La domanda viene posta con un mormorio; il timbro è talmente basso da assomigliare alla minaccia di un orso. Jane confonde per un secondo la paura con il desiderio, recupera il fiato con una boccata d'aria improvvisa e infine risponde con un filo di voce. "Non lo so."
È forse proprio quella reazione a spingere Thomas verso di lei. Già intrappolata come un topolino spaventato, l'orso posa la sua grossa zampa sul viso della ragazza e, ancor prima che lei comprenda cosa stia accadendo, il predatore l'assale.
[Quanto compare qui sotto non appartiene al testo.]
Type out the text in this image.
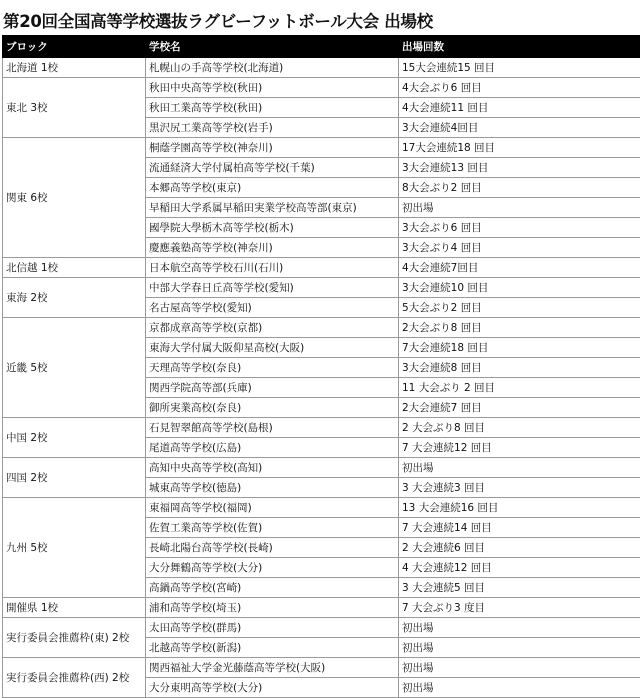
第20回全国高等学校選抜ラグビーフットボール大会 出場校
ブロック	学校名	出場回数
北海道 1校	札幌山の手高等学校(北海道)	15大会連続15 回目
東北 3校	秋田中央高等学校(秋田)	4大会ぶり6 回目
	秋田工業高等学校(秋田)	4大会連続11 回目
	黒沢尻工業高等学校(岩手)	3大会連続4回目
関東 6校	桐蔭学園高等学校(神奈川)	17大会連続18 回目
	流通経済大学付属柏高等学校(千葉)	3大会連続13 回目
	本郷高等学校(東京)	8大会ぶり2 回目
	早稲田大学系属早稲田実業学校高等部(東京)	初出場
	國學院大學栃木高等学校(栃木)	3大会ぶり6 回目
	慶應義塾高等学校(神奈川)	3大会ぶり4 回目
北信越 1校	日本航空高等学校石川(石川)	4大会連続7回目
東海 2校	中部大学春日丘高等学校(愛知)	3大会連続10 回目
	名古屋高等学校(愛知)	5大会ぶり2 回目
近畿 5校	京都成章高等学校(京都)	2大会ぶり8 回目
	東海大学付属大阪仰星高校(大阪)	7大会連続18 回目
	天理高等学校(奈良)	3大会連続8 回目
	関西学院高等部(兵庫)	11 大会ぶり 2 回目
	御所実業高校(奈良)	2大会連続7 回目
中国 2校	石見智翠館高等学校(島根)	2 大会ぶり8 回目
	尾道高等学校(広島)	7 大会連続12 回目
四国 2校	高知中央高等学校(高知)	初出場
	城東高等学校(徳島)	3 大会連続3 回目
九州 5校	東福岡高等学校(福岡)	13 大会連続16 回目
	佐賀工業高等学校(佐賀)	7 大会連続14 回目
	長崎北陽台高等学校(長崎)	2 大会連続6 回目
	大分舞鶴高等学校(大分)	4 大会連続12 回目
	高鍋高等学校(宮崎)	3 大会連続5 回目
開催県 1校	浦和高等学校(埼玉)	7 大会ぶり3 度目
実行委員会推薦枠(東) 2校	太田高等学校(群馬)	初出場
	北越高等学校(新潟)	初出場
実行委員会推薦枠(西) 2校	関西福祉大学金光藤蔭高等学校(大阪)	初出場
	大分東明高等学校(大分)	初出場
Le fauci affamate divorano le carnose labbra color ciliegia. Le esili braccia di Jane tentano di spinger via la montagna, ma è troppo tardi. Thomas diviene irremovibile, ne deride gli sforzi costringendo la schiena della ragazza contro il muro con estrema facilità. E Jane non può far a meno di subire la sua furia. Minuscola e schiacciata tra due presse, viene persino innocentemente coinvolta dal trasporto dell'aguzzino. Decide che se non avesse avuto modo di fuggire, tanto valeva assecondarlo per non sentir dolore. È così che crede funzioni, si obbliga in ogni modo possibile a farsi piacere quelle attenzioni e Thomas fa il fatale errore di crederle quando, una volta dentro di lei, non la sente dimenarsi. Lo desidera almeno quanto te, gli ripete la voce nella sua testa: i gemiti che sfuggono tra denti e labbro non possono esser che di piacere, gli occhi serrati e il mento sollevato, le unghie affondate nella carne dell'uomo, sono tutti segnali positivi. Persino quella lacrima che riga la guancia arrossata, dev'essere sintomo di gioia.